Some at least respect the goals of PPACA and have feelings ranging from a sincere interest in overhauling and improving exchange operations up to a sense that the exchanges they personally work with are creaking along reasonably well, under the circumstances.
Some have no strong opinions about either PPACA or the exchanges and just wish the exchanges or exchange plan issuers they work with would send them the minuscule commission payments that they were supposed to be paid for the policies they sold last year.
Let’s assume, for the sake of discussion, that at least part of PPACA will survive in 2016.
On the one hand, one challenge with discussing PPACA is that many people think of the PPACA exchange system as being PPACA. Of course, PPACA is a huge law that affects many activities of little interest to people in the commercial health insurance community. Few readers here have strong opinions one way or the other about assistance for medical professional education support programs, for example.
Even in the commercial health insurance market, PPACA has many provisions that have no obvious connection with the exchange program, such as the provisions that require issuers to sell coverage without taking personal health status information into account, and without using personal health status information other than age and tobacco use when pricing coverage.
On the other hand, it looks, so far, as if running a public exchange costs at least $100 per user per year even in the states with efficient, well-managed exchanges, and more in some other states.
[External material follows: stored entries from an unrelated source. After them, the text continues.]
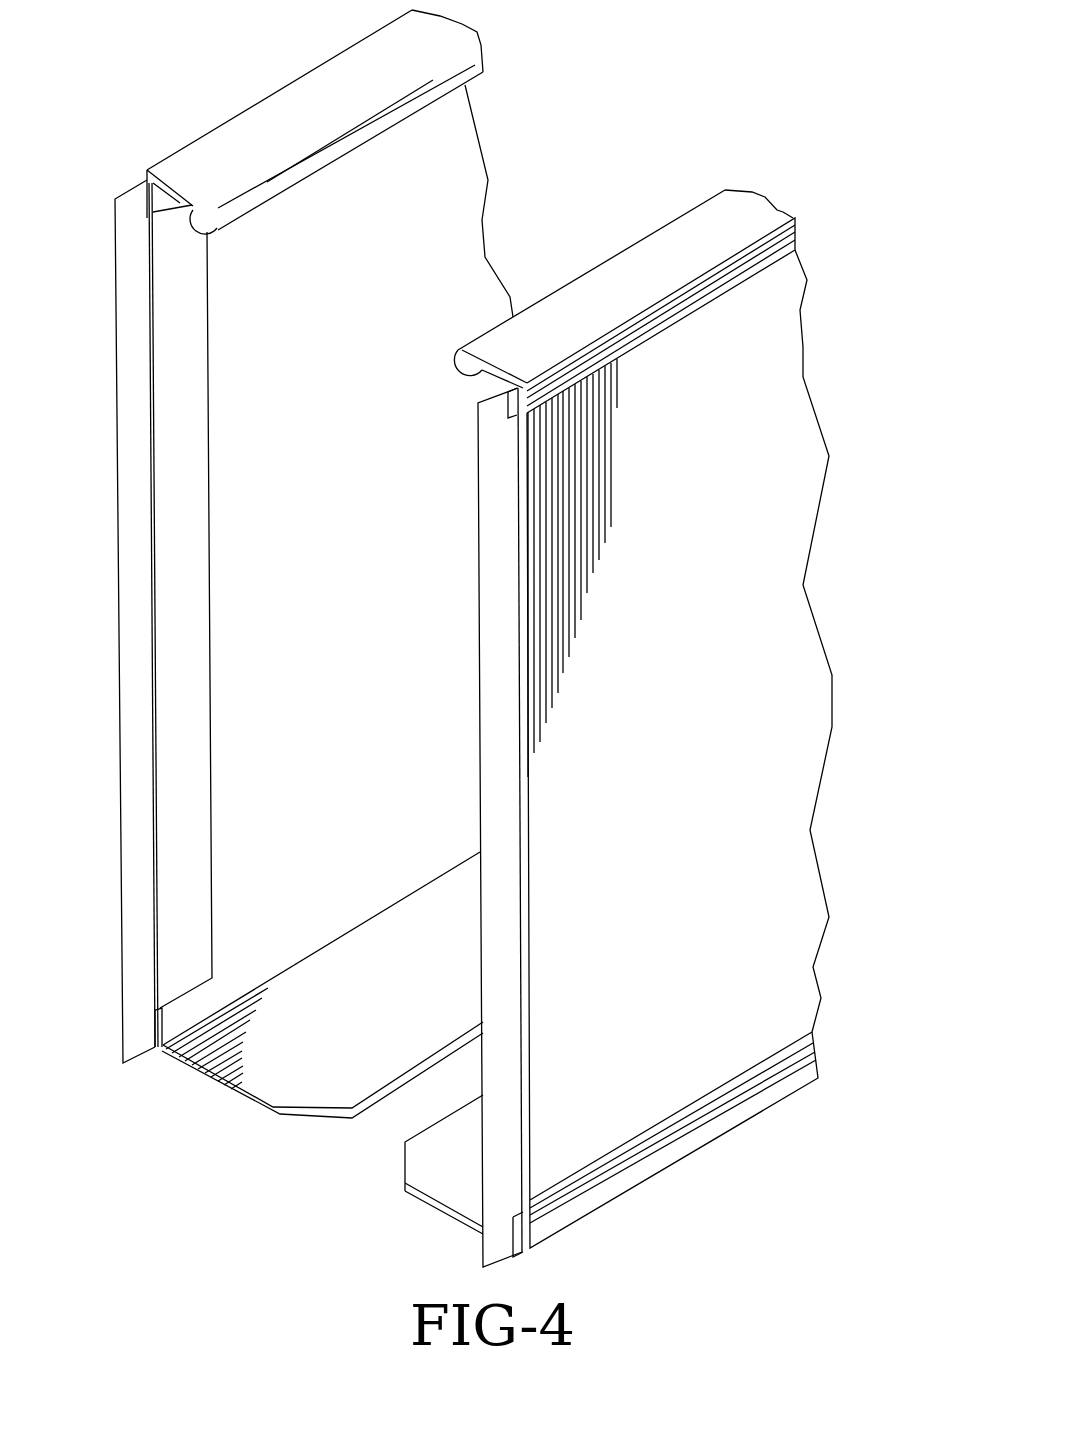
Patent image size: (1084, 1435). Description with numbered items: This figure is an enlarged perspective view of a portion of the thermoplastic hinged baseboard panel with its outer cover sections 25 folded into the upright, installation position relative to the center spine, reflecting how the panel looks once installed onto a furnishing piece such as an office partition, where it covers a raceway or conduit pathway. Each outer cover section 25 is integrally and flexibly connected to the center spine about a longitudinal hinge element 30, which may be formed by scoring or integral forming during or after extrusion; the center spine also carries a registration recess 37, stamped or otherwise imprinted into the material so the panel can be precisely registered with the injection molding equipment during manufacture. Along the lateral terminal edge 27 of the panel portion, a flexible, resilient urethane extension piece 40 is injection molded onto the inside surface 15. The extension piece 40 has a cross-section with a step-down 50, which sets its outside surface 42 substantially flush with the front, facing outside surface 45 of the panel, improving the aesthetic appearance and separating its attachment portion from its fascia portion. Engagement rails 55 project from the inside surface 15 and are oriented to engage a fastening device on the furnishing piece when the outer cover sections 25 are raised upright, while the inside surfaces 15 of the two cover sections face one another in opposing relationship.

The inside surface 15 is at (339, 556).
The outer cover section 25 is at (478, 131).
The lateral terminal edge 27 is at (158, 1025).
The longitudinal hinge element 30 is at (323, 943).
The registration recess 37 is at (390, 1110).
The extension piece 40 is at (115, 293).
The outside surface of extension piece 42 is at (514, 816).
The outside surface 45 is at (682, 733).
The step-down 50 is at (150, 538).
The engagement rail 55 is at (245, 131).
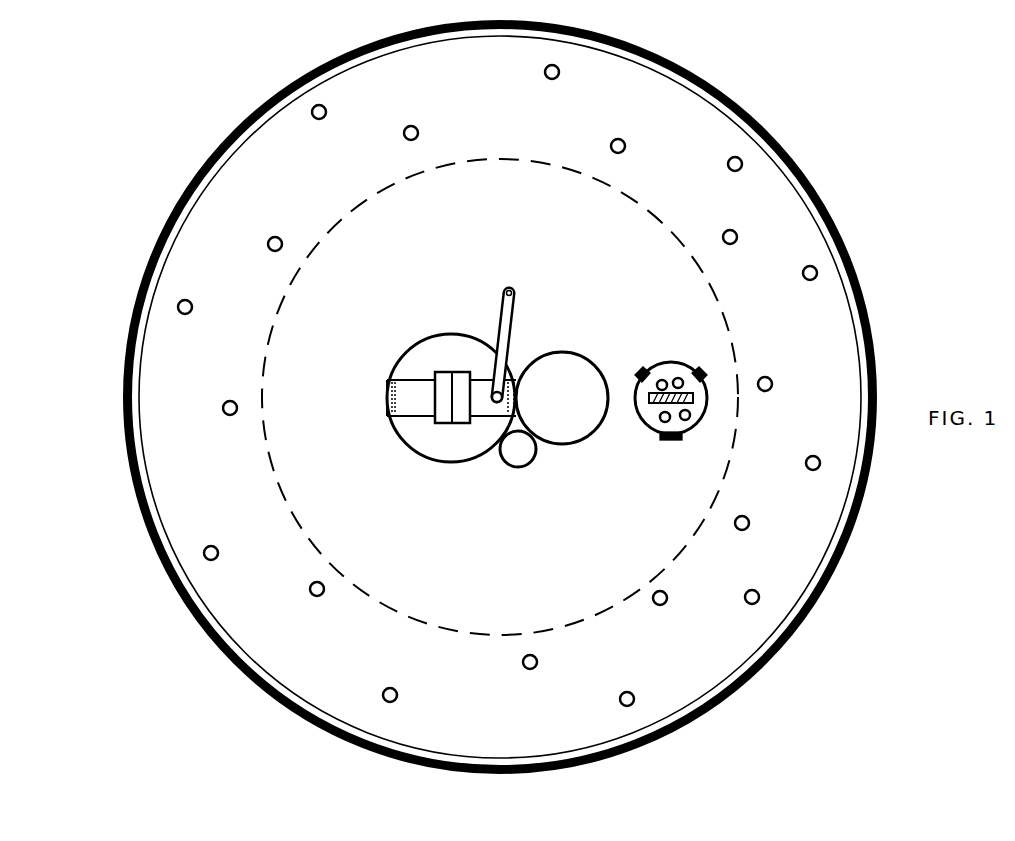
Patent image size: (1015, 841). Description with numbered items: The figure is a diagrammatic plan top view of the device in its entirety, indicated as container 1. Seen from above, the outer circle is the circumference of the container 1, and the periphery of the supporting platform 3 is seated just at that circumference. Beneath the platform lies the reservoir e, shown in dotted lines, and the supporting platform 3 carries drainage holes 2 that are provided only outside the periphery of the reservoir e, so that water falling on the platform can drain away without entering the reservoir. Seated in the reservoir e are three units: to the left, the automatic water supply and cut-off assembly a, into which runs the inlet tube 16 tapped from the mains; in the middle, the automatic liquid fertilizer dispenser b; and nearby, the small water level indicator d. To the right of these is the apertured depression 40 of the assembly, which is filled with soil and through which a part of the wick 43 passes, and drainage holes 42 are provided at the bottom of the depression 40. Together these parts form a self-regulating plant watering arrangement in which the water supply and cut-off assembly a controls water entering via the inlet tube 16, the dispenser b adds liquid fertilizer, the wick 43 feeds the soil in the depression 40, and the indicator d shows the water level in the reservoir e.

The container 1 is at (772, 140).
The holes 2 is at (817, 272).
The supporting platform 3 is at (797, 240).
The inlet tube 16 is at (510, 333).
The apertured depression 40 is at (673, 389).
The drainage holes 42 is at (661, 419).
The wick 43 is at (692, 405).
The automatic water supply and cut-off assembly a is at (442, 332).
The automatic liquid fertilizer dispenser b is at (567, 351).
The water level indicator d is at (533, 457).
The reservoir e is at (717, 295).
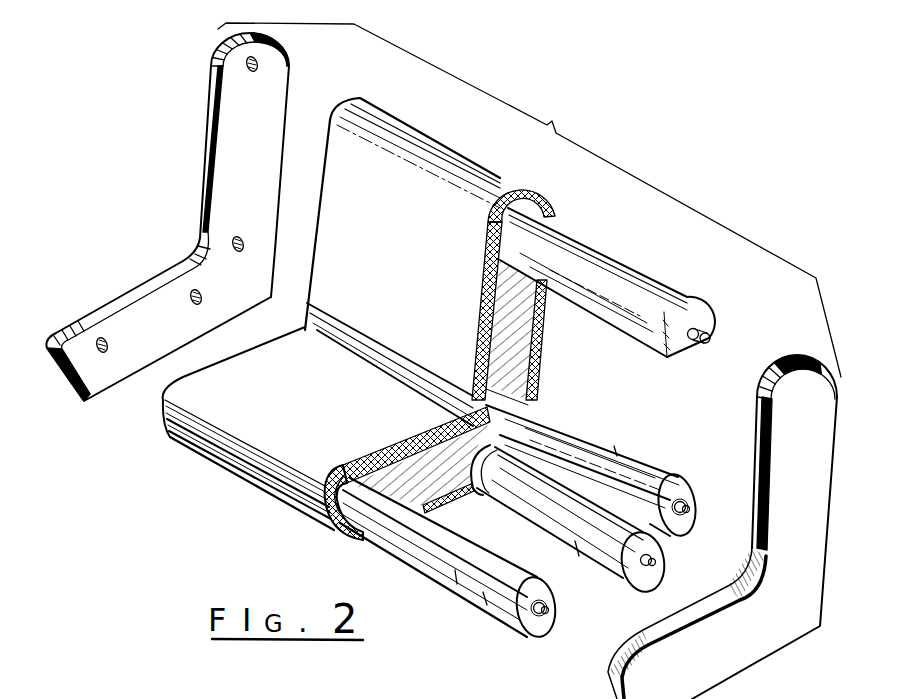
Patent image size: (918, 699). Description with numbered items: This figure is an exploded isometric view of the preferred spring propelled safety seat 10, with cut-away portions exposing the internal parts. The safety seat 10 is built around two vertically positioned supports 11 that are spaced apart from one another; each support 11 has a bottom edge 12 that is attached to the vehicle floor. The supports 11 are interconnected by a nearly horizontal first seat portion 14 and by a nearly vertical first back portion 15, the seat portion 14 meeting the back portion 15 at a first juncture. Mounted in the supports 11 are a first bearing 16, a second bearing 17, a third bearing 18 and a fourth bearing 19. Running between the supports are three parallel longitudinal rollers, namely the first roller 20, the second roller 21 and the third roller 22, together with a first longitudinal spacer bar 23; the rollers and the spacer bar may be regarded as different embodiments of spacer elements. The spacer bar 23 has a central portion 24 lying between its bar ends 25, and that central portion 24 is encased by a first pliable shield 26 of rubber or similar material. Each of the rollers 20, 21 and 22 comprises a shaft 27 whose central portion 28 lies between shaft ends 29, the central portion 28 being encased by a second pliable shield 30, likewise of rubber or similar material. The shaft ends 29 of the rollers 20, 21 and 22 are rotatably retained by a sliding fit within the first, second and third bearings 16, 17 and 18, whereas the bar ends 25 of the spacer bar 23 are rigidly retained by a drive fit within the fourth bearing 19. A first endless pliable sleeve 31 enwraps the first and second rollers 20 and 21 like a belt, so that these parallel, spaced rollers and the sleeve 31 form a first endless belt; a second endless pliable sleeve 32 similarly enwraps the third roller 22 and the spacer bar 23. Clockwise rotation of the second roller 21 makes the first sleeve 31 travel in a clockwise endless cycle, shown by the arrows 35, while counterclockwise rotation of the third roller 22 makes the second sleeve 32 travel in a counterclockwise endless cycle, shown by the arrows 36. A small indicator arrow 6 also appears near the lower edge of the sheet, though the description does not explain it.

The section view indicator 6 is at (227, 698).
The safety seat 10 is at (480, 172).
The vertically positioned supports 11 is at (212, 52).
The bottom edge 12 is at (147, 373).
The first seat portion 14 is at (166, 434).
The first back portion 15 is at (405, 124).
The first bearing 16 is at (102, 337).
The second bearing 17 is at (189, 298).
The third bearing 18 is at (236, 234).
The fourth bearing 19 is at (246, 68).
The first longitudinal roller 20 is at (417, 569).
The second longitudinal roller 21 is at (545, 526).
The third longitudinal roller 22 is at (597, 434).
The first longitudinal spacer bar 23 is at (613, 257).
The central portion 24 is at (597, 248).
The bar ends 25 is at (708, 338).
The first pliable shield 26 is at (653, 279).
The shaft 27 is at (546, 607).
The central portion 28 is at (457, 570).
The shaft ends 29 is at (548, 613).
The second pliable shield 30 is at (490, 608).
The first endless pliable sleeve 31 is at (242, 478).
The second endless pliable sleeve 32 is at (536, 372).
The arrows 35 is at (380, 424).
The arrows 36 is at (455, 312).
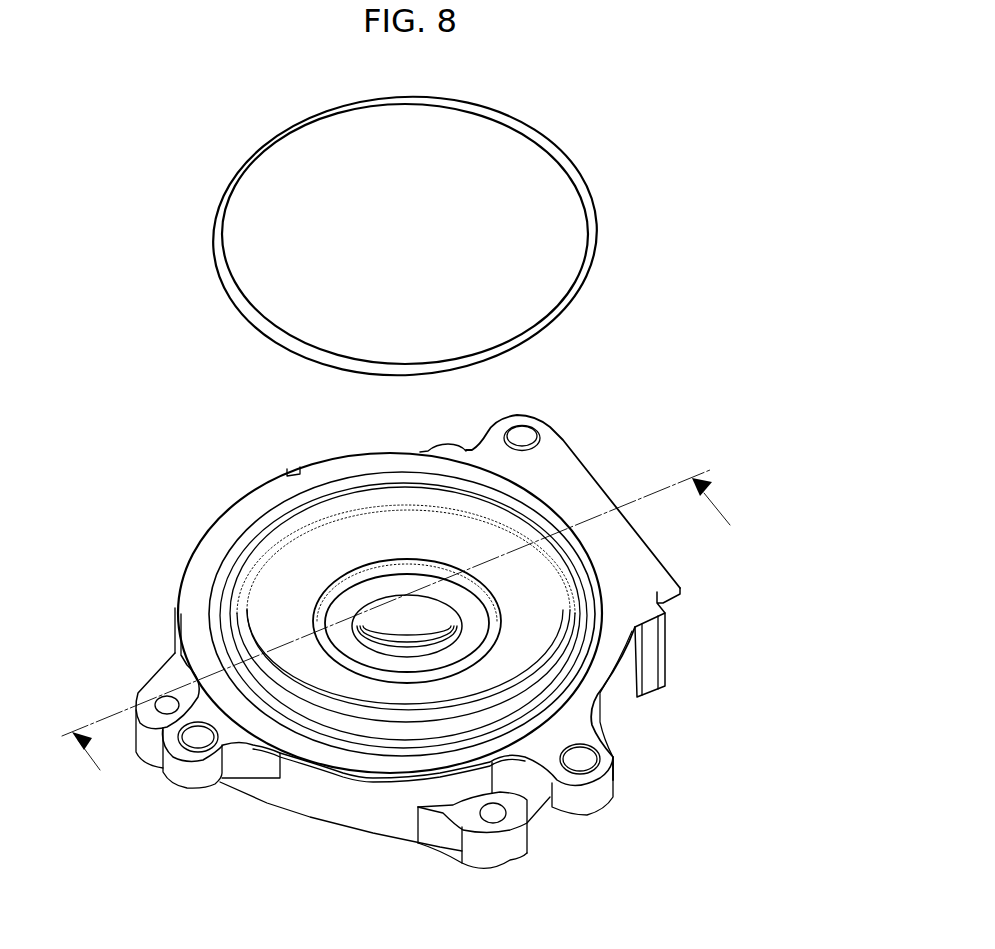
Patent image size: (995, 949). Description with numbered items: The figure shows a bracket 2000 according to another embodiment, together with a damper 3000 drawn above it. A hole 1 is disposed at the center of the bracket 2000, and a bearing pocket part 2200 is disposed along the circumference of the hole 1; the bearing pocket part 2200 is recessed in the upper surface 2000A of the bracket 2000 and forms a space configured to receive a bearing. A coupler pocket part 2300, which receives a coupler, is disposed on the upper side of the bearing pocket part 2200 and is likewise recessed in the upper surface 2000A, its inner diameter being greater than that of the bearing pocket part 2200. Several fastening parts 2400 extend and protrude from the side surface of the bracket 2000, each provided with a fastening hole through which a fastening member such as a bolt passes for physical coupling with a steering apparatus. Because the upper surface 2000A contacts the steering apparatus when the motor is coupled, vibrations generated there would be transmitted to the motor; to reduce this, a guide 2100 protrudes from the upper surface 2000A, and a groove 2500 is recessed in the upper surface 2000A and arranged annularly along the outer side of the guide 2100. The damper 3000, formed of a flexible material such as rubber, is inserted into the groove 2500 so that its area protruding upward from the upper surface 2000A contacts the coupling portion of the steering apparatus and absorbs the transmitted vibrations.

The hole 1 is at (414, 639).
The bracket 2000 is at (577, 510).
The upper surface 2000A is at (536, 484).
The guide 2100 is at (317, 497).
The bearing pocket part 2200 is at (447, 622).
The coupler pocket part 2300 is at (346, 600).
The fastening part 2400 is at (582, 765).
The groove 2500 is at (217, 623).
The damper 3000 is at (598, 262).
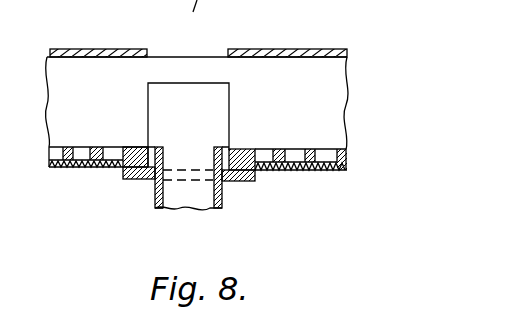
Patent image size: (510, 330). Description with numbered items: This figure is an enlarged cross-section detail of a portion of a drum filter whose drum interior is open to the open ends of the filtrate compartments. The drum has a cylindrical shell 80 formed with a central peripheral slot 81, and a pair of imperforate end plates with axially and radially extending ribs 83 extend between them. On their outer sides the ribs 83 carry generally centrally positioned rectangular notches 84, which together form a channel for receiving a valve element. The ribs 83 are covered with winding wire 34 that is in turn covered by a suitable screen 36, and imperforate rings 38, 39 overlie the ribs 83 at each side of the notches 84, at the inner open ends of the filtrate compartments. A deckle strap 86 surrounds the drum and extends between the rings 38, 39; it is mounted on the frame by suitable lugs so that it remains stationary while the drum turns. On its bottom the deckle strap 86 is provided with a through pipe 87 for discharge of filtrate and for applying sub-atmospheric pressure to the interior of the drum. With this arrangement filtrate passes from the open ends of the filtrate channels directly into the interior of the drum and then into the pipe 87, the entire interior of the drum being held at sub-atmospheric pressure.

The cylindrical shell 80 is at (108, 36).
The central peripheral slot 81 is at (200, 56).
The ribs 83 is at (341, 100).
The rectangular notches 84 is at (215, 83).
The winding wire 34 is at (348, 158).
The screen 36 is at (328, 171).
The imperforate ring 38 is at (148, 180).
The imperforate ring 39 is at (245, 160).
The deckle strap 86 is at (156, 185).
The through pipe 87 is at (178, 202).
In some of the states with the most successful exchanges, much of the business is coming from brokers.
On the third hand, one question that comes to mind is: Even if the rest of the PPACA commercial health insurance access provisions survive, should the public exchange system?
Would the uninsured be better off if the U.S. Department of Health and Human Services (HHS) and Internal Revenue Services continued to run whatever databases absolutely must be kept under government control and let private companies take over providing any other health insurance exchange services consumers happen to want?
And, in some markets, is it possible that consumers would be better off if, for example, insurers had to pay a solid commission to any broker who submitted any individual major medical application?
If, say, all insurers paid a 15 percent first-year commission on all major medical applications, is it possible that agents and brokers would be out voluntarily searching the nation’s homeless shelters and highway underpasses for prospects, without any noteworthy concerns about computer system glitches or vendor contracting procedures?